Bu, AB’nin de sorumluluk taşıdığı bir durumdur. AB de böyle bir iktidar zihniyetine geçmişte verdiği desteği gözden geçirmeli, sorumluluk üstlenerek özellikle yargı ile ilgili 23. ve 24. fasılların açılması için daha fazla inisiyatif almalıdır. Erdoğan’ın Brüksel ziyaretinde onu şifahen eleştirmek, Türkiye’nin içinde bulunduğu geri gidişi durdurmaya yetmeyeceği gibi, bu sorumluluğu da yerine getirmeye yeterli değildir. Üstelik Türkiye’nin AB’ye tam üye olması, yalnızca Türkiye için değil Avrupa için de yeni bir dönemin başlangıcı olacaktır. Türkiye’nin; genç ve dinamik nüfusu, kültürel ve tarihi birikimi ile AB’nin bir parçası olması halinde AB de demokratik gelişimini daha üst bir seviyeye taşıyacak, yepyeni olanak ve kapasitelere ulaşacak, AB’nin çoğulcu, demokratik geleceği de garanti altına alınacaktır. AB kurumlarının, bu gerçeği gözden kaçırıp Türkiye’deki demokratikleşme adımlarına yeterli desteği vermemesi ve tam üyelik sürecindeki sorumluluklarını yerine getirmemesi, hem AB’nin hem Türkiye’nin geleceğini olumsuz etkileyecek bir politika olacaktır.
Bizlere düşen görevler

Konunun ikinci boyutu ise çok daha bizimle ilgili. Sosyal demokrat, Atatürkçü ve ilerici güçlerin bu otoriter baskı rejimi karşısındaki tutumu ve pozisyonu ne olmalıdır? Bu sorunun tek bir cevabı var. Değerlerimize sahip çıkmak ve bu değerleri daha yüksek sesle ifade etmek.

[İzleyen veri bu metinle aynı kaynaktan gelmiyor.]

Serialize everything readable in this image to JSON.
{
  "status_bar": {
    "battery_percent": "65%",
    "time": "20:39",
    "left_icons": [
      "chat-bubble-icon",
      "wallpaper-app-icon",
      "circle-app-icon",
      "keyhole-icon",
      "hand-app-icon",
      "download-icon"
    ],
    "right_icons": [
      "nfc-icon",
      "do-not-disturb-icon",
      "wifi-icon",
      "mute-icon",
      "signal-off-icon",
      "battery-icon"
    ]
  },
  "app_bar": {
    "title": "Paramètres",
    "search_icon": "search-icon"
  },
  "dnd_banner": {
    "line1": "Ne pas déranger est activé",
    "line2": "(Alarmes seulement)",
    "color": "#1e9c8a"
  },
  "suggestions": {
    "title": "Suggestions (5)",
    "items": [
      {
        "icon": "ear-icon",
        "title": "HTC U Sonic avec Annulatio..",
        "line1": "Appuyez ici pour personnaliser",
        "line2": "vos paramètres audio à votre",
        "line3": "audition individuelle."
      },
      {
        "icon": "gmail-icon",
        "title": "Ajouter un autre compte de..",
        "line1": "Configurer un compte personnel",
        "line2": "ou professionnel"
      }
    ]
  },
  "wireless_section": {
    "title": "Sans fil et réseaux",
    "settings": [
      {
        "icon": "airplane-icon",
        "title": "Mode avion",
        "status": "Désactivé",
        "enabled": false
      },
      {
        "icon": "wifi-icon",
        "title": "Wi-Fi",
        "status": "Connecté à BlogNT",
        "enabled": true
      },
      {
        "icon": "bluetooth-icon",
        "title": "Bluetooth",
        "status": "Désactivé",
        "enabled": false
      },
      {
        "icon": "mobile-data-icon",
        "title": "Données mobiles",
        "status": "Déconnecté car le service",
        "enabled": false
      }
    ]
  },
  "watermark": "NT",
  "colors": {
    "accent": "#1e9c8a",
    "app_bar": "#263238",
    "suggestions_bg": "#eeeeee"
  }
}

Gezi Olayları Türkiye’de çok geniş bir kamuoyunun özgür, adil ve eşitlikçi bir Türkiye’de yaşamak istediğini ortaya koydu. Halkımız 11 yıldır devam eden baskı rejimine karşın artık basının özgür olduğu; düşünce ve ifade özgürlüğünün korunduğu; sokakların serbest, vicdanların da prangasız olduğu bir Türkiye talep ediyor. 17 Aralık’ta ortaya çıkan “havuz sistemli” iş dünyası, salma salmalı kamu yönetimi, ayakkabı kutularında biriktirilen komisyon paralarıyla işleyen devlet mekanizması yerine halkımız şeffaf, hesap veren, temiz bir yönetim istediğini ifade ediyor.

Bu değerler, klasik olarak Türkiye’de sosyal demokratların ifade ettiği, benimsediği ve mücadelesini verdiği ilkeleri de karşılamaktadır. Türkiye’de daha fazla özgürlük, daha fazla adalet, daha temiz bir kamu yönetimi talep ediyoruz. Bu konuda vizyonumuz ve hedefimiz de belli. Baştan aşağı Türkiye’yi değiştirecek reform önerileri ile yargıdan, kamu yönetimine kadar devlet idaresinin çağdaş uygarlık seviyesinin bile üstünde standartlarla “varlık içinde birlik içinde özgür biçimde Türkiye” hedefine ulaşmak için çalışıyoruz.

Bugün Erdoğan’ın uzun yıllar ürettiği algı hem içeride hem de dışarıda bütünüyle çöktü. Erdoğan’ın gerçek yüzü artık herkes tarafından görülüyor. Tarihsel sorumluluğumuz, demokrasinin ve özgürlüğün gerçek adresi olarak laik, demokratik, sosyal hukuk devleti ilkelerini en güçlü şekilde hayata geçirerek Türkiye’yi hak ettiği seviyeye çıkartmaktır. Önümüzdeki yerel seçimler ve arkasından bizi bekleyen cumhurbaşkanlığı seçimi ile genel seçimler bu Türkiye’ye ulaşmanın en önemli adımları olacak. Bu dönemin sonu Erdoğan için Brüksel seyahatinden bile daha büyük bir hayal kırıklığı olacak, çünkü baskı altında tuttuğu Türkiye yeniden özgürlüğe kavuşacak.